Maybe I should see someone, thought Honeychile as she crept back to her room.
Yes, I should—I will.
Tomorrow!
She sat on the couch with her head against Mrs. Collins’s breast, enfolded in the ravaged woman’s arms.
Her son was irretrievably gone—Hildy knew it in her heart—but for a series of moments, holding the distraught girl as she sobbed inconsolably, the grieving mother had the strange sensation that it had all been a dream, that Winston was here with her now, with them, as she rocked her unexpected houseguest like she used to rock her boy.
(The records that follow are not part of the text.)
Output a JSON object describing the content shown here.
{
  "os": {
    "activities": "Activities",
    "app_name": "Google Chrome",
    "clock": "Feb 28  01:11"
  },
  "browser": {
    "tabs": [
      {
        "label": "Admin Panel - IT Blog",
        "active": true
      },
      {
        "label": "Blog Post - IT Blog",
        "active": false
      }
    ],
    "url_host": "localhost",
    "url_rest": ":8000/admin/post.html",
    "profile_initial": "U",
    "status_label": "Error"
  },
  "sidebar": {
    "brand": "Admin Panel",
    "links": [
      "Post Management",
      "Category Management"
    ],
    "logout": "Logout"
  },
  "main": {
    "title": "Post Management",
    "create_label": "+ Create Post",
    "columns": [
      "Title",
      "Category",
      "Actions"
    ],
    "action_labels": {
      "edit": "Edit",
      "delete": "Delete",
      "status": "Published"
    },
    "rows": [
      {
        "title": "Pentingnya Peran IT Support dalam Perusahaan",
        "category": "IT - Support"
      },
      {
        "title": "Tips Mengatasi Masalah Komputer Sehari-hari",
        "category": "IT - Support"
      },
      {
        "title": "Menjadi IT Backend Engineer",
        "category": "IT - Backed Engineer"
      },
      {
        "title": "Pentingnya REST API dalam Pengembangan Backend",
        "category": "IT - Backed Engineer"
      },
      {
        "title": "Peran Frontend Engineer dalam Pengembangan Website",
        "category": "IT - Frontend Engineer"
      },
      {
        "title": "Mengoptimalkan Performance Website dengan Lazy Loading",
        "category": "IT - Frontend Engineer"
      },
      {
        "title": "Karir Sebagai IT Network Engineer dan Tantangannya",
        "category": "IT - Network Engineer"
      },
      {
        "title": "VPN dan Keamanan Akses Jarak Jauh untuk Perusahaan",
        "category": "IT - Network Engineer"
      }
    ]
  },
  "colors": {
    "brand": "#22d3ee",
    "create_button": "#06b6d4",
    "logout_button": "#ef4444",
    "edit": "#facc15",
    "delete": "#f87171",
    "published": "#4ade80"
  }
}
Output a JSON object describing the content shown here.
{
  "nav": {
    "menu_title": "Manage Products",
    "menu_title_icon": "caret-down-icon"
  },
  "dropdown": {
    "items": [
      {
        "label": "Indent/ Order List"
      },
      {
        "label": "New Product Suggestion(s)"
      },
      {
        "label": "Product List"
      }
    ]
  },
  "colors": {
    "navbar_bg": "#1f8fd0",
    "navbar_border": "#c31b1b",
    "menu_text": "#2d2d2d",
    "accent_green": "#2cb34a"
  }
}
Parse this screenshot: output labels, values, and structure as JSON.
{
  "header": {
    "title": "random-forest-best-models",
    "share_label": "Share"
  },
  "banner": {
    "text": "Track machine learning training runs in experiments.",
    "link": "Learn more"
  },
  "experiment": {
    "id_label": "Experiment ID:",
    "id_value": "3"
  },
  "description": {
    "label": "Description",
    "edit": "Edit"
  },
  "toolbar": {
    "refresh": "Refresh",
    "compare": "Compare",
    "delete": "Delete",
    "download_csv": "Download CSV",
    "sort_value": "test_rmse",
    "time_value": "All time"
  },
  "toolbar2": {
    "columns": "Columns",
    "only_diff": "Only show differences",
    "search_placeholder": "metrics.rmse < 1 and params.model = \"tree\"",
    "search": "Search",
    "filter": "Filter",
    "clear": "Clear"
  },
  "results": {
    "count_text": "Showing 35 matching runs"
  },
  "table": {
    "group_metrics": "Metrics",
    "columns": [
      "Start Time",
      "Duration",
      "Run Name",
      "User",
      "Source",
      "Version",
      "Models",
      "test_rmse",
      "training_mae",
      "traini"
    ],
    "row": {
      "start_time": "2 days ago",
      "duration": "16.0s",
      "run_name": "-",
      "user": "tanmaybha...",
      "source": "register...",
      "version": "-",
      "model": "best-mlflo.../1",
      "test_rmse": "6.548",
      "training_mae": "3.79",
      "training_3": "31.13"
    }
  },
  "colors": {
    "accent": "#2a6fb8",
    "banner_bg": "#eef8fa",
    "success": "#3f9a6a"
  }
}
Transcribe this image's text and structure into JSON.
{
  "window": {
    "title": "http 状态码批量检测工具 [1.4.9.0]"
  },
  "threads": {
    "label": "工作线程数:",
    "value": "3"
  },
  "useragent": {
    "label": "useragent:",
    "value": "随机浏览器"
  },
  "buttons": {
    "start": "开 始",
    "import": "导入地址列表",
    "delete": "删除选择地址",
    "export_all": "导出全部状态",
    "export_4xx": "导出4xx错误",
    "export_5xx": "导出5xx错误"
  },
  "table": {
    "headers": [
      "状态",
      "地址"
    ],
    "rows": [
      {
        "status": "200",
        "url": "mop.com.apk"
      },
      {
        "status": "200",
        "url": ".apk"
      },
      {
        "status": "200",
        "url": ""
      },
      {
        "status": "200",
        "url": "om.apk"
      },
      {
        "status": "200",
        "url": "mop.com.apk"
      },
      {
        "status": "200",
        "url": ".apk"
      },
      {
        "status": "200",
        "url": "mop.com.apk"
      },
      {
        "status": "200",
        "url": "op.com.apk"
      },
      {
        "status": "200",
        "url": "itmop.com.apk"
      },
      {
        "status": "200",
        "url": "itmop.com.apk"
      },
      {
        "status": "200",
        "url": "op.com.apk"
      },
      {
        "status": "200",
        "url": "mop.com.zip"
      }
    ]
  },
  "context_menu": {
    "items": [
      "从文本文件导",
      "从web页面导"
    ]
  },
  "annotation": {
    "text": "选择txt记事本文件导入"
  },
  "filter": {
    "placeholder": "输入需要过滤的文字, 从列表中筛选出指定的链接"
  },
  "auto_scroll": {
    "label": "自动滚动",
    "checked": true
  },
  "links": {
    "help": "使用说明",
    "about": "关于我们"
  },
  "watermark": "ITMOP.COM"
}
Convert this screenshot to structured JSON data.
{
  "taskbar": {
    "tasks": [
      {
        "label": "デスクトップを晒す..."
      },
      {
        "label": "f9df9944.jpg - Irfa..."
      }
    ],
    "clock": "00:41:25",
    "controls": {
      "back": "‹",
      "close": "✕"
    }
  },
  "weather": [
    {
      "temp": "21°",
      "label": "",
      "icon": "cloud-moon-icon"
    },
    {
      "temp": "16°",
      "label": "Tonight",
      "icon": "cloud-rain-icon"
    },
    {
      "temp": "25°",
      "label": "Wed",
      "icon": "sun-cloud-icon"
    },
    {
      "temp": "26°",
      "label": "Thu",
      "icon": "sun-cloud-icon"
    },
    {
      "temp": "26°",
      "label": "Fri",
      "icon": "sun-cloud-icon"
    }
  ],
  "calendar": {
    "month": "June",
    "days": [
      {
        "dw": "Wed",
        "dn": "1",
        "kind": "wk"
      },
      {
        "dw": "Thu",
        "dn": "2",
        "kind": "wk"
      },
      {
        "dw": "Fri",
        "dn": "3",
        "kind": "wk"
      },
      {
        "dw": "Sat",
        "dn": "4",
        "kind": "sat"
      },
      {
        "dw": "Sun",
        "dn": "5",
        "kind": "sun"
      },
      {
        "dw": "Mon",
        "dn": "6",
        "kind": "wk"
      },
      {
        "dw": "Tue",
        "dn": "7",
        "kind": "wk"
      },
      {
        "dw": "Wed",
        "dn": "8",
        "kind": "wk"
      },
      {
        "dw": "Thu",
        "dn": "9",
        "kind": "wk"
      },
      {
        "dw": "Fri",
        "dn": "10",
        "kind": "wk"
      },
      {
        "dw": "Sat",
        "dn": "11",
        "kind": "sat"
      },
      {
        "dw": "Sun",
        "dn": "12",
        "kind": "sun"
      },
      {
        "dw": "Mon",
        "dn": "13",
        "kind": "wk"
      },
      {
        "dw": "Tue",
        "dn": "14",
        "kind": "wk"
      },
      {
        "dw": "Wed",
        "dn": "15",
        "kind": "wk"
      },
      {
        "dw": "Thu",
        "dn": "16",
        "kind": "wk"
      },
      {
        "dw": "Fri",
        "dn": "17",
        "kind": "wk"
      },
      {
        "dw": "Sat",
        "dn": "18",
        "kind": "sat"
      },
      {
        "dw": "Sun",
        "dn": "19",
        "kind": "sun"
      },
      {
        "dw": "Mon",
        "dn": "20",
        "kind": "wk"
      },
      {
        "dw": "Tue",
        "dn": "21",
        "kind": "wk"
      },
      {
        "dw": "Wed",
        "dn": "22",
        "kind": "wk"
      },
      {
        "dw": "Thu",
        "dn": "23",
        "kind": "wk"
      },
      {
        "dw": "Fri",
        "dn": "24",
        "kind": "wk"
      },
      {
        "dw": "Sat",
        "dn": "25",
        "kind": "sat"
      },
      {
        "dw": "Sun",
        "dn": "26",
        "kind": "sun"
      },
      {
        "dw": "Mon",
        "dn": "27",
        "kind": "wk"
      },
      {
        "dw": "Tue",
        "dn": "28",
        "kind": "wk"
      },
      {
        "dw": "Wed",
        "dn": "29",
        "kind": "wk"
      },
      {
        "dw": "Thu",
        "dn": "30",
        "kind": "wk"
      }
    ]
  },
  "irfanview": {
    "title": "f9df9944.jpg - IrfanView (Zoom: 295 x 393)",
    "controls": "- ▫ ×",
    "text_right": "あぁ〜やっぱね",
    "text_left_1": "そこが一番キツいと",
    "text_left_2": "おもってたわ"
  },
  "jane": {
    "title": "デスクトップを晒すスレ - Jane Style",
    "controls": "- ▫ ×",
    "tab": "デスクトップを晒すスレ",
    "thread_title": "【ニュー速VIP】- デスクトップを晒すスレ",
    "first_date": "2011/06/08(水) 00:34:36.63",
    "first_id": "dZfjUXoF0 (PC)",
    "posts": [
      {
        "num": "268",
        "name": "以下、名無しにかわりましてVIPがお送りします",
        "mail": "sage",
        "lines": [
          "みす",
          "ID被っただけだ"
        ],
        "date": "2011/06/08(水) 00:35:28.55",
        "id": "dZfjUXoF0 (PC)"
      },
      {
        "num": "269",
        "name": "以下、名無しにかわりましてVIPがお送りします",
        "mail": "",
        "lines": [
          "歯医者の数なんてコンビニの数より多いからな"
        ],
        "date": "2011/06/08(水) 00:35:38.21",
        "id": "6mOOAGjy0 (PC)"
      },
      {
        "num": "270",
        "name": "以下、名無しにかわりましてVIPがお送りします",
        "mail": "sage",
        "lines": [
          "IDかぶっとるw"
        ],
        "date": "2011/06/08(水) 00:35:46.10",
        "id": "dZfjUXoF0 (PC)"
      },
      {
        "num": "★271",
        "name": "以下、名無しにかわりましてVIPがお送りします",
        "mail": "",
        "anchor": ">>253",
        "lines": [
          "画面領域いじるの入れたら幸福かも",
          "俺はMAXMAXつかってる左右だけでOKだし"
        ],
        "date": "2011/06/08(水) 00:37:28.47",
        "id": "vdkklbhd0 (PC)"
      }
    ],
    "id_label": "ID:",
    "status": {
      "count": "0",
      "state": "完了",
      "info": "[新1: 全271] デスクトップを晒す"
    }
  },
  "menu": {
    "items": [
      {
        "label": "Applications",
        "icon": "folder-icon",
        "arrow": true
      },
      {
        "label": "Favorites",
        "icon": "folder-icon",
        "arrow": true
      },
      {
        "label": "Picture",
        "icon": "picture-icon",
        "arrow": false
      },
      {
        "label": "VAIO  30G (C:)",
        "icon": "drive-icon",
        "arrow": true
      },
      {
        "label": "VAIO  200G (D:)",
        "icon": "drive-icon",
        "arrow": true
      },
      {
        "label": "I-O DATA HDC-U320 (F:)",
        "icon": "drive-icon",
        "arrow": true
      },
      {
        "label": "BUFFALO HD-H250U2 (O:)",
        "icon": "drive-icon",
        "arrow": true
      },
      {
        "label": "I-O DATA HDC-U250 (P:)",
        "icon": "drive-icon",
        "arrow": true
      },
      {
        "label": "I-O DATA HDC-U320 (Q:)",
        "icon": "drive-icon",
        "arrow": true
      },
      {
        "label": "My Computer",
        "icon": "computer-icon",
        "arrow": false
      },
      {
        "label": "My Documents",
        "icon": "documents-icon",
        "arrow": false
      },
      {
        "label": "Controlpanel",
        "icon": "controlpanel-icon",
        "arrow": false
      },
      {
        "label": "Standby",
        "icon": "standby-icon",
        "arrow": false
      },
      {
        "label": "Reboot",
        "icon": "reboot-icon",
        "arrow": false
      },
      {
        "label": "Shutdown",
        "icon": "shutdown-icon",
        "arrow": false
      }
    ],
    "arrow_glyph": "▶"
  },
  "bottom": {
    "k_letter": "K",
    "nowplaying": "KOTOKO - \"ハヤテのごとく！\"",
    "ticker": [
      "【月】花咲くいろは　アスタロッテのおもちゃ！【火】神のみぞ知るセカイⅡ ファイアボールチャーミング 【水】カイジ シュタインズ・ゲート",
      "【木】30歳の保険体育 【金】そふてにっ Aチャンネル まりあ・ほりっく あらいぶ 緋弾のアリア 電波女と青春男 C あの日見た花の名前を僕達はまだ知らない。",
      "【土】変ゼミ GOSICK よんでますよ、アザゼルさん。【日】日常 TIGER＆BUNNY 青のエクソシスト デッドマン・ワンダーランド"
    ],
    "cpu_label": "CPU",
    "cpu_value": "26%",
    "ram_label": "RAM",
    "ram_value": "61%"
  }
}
How strange. She would take her relief wherever and whenever she found it.
It felt good to be a mom again.
When Honeychile asked if she could visit his room—“my room” was how she put it—Hildy said she would get her a blanket and she could nap right there on the couch. But the girl insisted, tenderly pleading, and to Hildy’s surprise it felt right.
She looked in on her an hour later.
It would be impossible to describe the emotions that played across Hildy’s face when, in dusky darkness, she saw the shape of the girl’s small, misshapen body beneath his favorite quilt—bolstered by an army of stuffed animals and watched over by wall-pastings of Kendall, Kaia and Bella torn from the pages of W—dead asleep.